T.N. Vallinayagam, J.

1. This revision petition is against an order passed on I. A. 12 by the trial Court directing break open the lock if the lock is found to be put on the portion to be delivered
in the execution of a decree for possession.

2. Prima facie I feel that the C. R. P. is not maintainable against such an order. Section 115, reads as follows :

“Revision.– (1) The High Court may call for the record of any case which has been decided by any Court subordinate to such High Court and in which no appeal is thereto, and if such subordinate Court appears–

(a) to have exercised a jurisdiction not vested in it by law, or

(b) to have failed to exercise a jurisdiction so vested, or

(c) to have acted in the exercise of its jurisdiction illegally or with material irregularity;

the High Court may make such order in the case as it thinks fit :

Provided that the High Court shall not under this section, vary or reverse any order made, or any order deciding an issue, in the course of a suit or other proceeding, except where —

(a) the order, if it had been made in favour of the party applying for revision, would have finally disposed of the suit or other proceeding, or

(b) the order, if allowed to stand, would occasion a failure of justice or cause irreparable injury to the party against whom it was made.

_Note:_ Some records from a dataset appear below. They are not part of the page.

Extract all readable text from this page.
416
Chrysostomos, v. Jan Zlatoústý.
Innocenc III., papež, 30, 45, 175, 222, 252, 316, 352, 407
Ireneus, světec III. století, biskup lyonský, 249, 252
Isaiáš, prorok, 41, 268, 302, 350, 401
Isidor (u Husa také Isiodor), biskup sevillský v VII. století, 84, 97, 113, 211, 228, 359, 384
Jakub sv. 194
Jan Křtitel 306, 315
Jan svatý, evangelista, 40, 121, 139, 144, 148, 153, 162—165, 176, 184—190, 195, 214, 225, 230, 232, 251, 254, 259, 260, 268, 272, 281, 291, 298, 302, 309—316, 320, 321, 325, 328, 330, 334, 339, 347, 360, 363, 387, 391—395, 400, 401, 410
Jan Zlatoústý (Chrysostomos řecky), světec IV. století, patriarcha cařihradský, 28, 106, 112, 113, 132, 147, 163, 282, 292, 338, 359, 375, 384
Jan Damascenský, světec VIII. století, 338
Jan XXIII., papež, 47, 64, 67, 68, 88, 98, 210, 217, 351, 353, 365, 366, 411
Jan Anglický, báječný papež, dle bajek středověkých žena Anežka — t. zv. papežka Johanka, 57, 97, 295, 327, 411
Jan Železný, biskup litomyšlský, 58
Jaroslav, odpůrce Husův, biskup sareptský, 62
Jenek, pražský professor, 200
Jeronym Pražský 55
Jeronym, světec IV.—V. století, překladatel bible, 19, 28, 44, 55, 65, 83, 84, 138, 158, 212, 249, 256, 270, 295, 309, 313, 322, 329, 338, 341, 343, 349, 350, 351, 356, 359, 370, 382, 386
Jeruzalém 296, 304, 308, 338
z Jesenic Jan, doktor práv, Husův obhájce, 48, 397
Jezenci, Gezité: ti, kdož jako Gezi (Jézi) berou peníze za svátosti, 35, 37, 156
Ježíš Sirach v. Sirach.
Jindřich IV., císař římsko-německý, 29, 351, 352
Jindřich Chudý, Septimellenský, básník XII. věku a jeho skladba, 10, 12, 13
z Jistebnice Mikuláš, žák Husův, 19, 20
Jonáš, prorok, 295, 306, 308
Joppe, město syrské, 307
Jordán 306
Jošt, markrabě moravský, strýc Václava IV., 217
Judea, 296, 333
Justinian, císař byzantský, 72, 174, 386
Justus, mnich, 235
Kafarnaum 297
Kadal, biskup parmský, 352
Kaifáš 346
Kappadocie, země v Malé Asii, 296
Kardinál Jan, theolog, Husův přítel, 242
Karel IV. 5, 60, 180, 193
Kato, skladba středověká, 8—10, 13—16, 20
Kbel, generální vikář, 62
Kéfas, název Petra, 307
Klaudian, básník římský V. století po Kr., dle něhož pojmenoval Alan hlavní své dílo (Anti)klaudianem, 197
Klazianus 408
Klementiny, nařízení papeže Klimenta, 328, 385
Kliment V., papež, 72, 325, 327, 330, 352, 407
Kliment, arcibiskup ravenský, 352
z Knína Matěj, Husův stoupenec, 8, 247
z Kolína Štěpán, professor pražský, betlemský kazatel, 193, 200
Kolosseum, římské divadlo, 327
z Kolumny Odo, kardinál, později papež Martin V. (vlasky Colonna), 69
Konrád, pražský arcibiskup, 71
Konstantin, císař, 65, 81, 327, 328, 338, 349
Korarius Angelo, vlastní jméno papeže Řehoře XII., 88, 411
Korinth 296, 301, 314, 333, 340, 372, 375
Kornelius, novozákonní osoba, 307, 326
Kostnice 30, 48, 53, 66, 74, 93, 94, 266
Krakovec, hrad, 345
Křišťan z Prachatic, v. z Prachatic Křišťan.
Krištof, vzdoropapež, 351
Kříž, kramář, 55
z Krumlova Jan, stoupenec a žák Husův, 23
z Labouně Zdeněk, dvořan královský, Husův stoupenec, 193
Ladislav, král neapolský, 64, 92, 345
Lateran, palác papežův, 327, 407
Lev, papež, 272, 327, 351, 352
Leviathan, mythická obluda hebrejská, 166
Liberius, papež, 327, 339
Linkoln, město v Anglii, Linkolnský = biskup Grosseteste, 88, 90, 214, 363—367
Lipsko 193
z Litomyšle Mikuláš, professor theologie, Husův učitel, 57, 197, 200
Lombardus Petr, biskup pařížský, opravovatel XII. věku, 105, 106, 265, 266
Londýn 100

(2) The High Court shall, not, under this section, vary or reverse any decree or order against which an appeal lies either to the High Court or to any Court subordinate there.”

3. The wordings used is any case decided ordering break open is certainly not a case to be decided and it is not a decree at all. It is only a formal procedural order to give effect to a decree for possession already passed and which decree has become final. So long as the decree remains, the executing court is bound to direct delivery of possession and if the judgment debtor thinks that he can avoid delivery of possession by putting a lock over the premises, it is like trying to hide from the sun within the umbrella. The Court cannot see method being adopted to nullify the decree passed and nullity the delivery warrant. Naturally and necessarily therefore break open of the lock is permitted and directed by the executing Court. So also the grant of police help to execute the decree. In fact, Rule
220 Sub-clause (2) of the Karnataka Civil Rules of Practice prescribes the method of execution and if any resistance was made to remove such resistance even with the help of the police. Rule 220 sub-clause (2) reads as follows :

“In execution proceedings if any warrant is returned unexecuted with an endorsement that police help is required, the Court may consider the same and pass suitable orders, and in case, the Court directs that police help is to be given it should be the duty of the police authorities concerned to give needful help promptly.”

4. In this view, I find there is absolutely no merit in the revision and holding that the revision petition itself is not maintainable, the revision petition is dismissed.